EXAMPLE: you conceive of your invention on January 1, 2008, and provide it available for sale on January 3, 2008, so as to raise some funds to get a patent. You must file your patent application no later than January 3, 2009 (1 year from the day you offered it for sale).If you file your patent application on January 4, 2009, for instance, the PTO will reject the application to be barred as it was offered for sale several year prior to your filing date.This is the case if someone apart from yourself begins selling your invention. Assume still that you simply conceived your invention on January 1, 2008, but failed to sell or offer it for sale publicly.You merely kept it to yourself.Also think that on February 1, 2008, another person conceived of your invention and began selling it. This starts your one year clock running!Should you not file a patent on the invention by February 2, 2009, (one year from your date the other person began selling it) then you also is going to be forever barred from getting a patent. Remember that this provision from the law prevents you against acquiring a patent, although there is absolutely no prior art dating back to before your date of conception and also you truly are the initial inventor (thus satisfying 102(a)), for the reason that the invention was available to the general public more than 1 year before your filing date as a result of another person’s sale.Accordingly, “section 102(b) one-year bars” can ruin your odds of getting a patent even when you are the initial inventor and have satisfied section 102(a).
2) Public use in america: In the event the invention you intend to Inventhelp New Inventions was applied in the United States by you or some other several year before your filing of the patent application, then you definitely are “barred” from ever acquiring a patent on your invention. Typical examples of public use are once you or somebody else display and make use of the invention with a trade show or public gathering, on television, or elsewhere where the general public has potential access.People use do not need to be one that specifically intends to make the public conscious of the invention. Any use which can be potentially accessed through the public will suffice to start the one year clock running (but a secret use will usually not invoke the one-year rule).

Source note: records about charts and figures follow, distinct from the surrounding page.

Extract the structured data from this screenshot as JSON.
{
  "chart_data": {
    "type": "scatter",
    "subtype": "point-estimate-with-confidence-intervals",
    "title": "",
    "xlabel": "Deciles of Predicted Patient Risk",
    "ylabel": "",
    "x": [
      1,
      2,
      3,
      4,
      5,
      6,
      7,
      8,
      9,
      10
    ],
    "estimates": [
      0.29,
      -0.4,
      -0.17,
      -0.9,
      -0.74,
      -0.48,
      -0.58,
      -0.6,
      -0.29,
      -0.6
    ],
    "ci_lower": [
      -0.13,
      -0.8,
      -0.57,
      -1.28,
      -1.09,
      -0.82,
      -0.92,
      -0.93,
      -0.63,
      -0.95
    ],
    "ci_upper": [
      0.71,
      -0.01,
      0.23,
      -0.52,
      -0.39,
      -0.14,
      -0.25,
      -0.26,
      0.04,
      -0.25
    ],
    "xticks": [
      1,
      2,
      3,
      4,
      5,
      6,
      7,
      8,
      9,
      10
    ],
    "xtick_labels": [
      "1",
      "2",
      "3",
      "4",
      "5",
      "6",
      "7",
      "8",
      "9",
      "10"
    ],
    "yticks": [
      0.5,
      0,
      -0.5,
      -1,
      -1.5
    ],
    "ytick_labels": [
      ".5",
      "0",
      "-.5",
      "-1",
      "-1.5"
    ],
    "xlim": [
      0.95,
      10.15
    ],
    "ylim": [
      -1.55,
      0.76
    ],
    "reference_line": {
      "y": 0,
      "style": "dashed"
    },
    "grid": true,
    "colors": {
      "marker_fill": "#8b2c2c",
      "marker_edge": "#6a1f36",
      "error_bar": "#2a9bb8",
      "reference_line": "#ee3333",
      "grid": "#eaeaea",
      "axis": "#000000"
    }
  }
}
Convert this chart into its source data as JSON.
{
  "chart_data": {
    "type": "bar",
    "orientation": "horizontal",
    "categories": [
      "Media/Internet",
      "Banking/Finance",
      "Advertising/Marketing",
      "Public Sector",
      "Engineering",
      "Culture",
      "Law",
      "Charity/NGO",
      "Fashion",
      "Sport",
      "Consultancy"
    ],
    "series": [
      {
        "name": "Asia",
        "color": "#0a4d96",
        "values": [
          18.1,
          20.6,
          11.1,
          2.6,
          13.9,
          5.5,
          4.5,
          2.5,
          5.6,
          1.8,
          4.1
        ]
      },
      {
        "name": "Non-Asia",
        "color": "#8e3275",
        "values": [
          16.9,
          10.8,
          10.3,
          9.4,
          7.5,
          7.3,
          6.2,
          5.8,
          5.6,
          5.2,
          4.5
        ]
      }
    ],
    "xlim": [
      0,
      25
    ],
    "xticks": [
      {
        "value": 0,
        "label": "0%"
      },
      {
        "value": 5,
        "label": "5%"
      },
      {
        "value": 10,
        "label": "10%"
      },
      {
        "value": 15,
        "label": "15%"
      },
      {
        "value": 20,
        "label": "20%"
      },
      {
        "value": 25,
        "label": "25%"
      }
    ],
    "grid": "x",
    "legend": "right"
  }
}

3) Printed publication in the United States or abroad: Any newspaper article, magazine article, trade paper, academic thesis or some other printed publication by you or by someone else, offered to people in the usa or abroad more than one year before your filing date, will keep you from obtaining a patent on your own invention.Remember that even a write-up published by you, about your own invention, begins the main one-year clock running.So, as an example, if you detailed your invention in a natmlt release and mailed it out, this could start the one-year clock running.So too would the one-year clock start running to suit your needs when a complete stranger published a printed article about the topic of your invention.
4) Patented in america or abroad: If a U . S . or foreign patent covering your invention issued spanning a year prior to your filing date, you will end up barred from getting a patent. Compare this using the previous section regarding United States Of America and foreign patents which states that, under 102(a) from the patent law, you might be prohibited from acquiring a patent in the event the filing date of another patent is earlier than your date of invention. Under 102(b) which we are discussing here, you can not get yourself a patent on an invention which was disclosed in another patent issued over this past year, even when your date of invention was ahead of the filing date of this patent.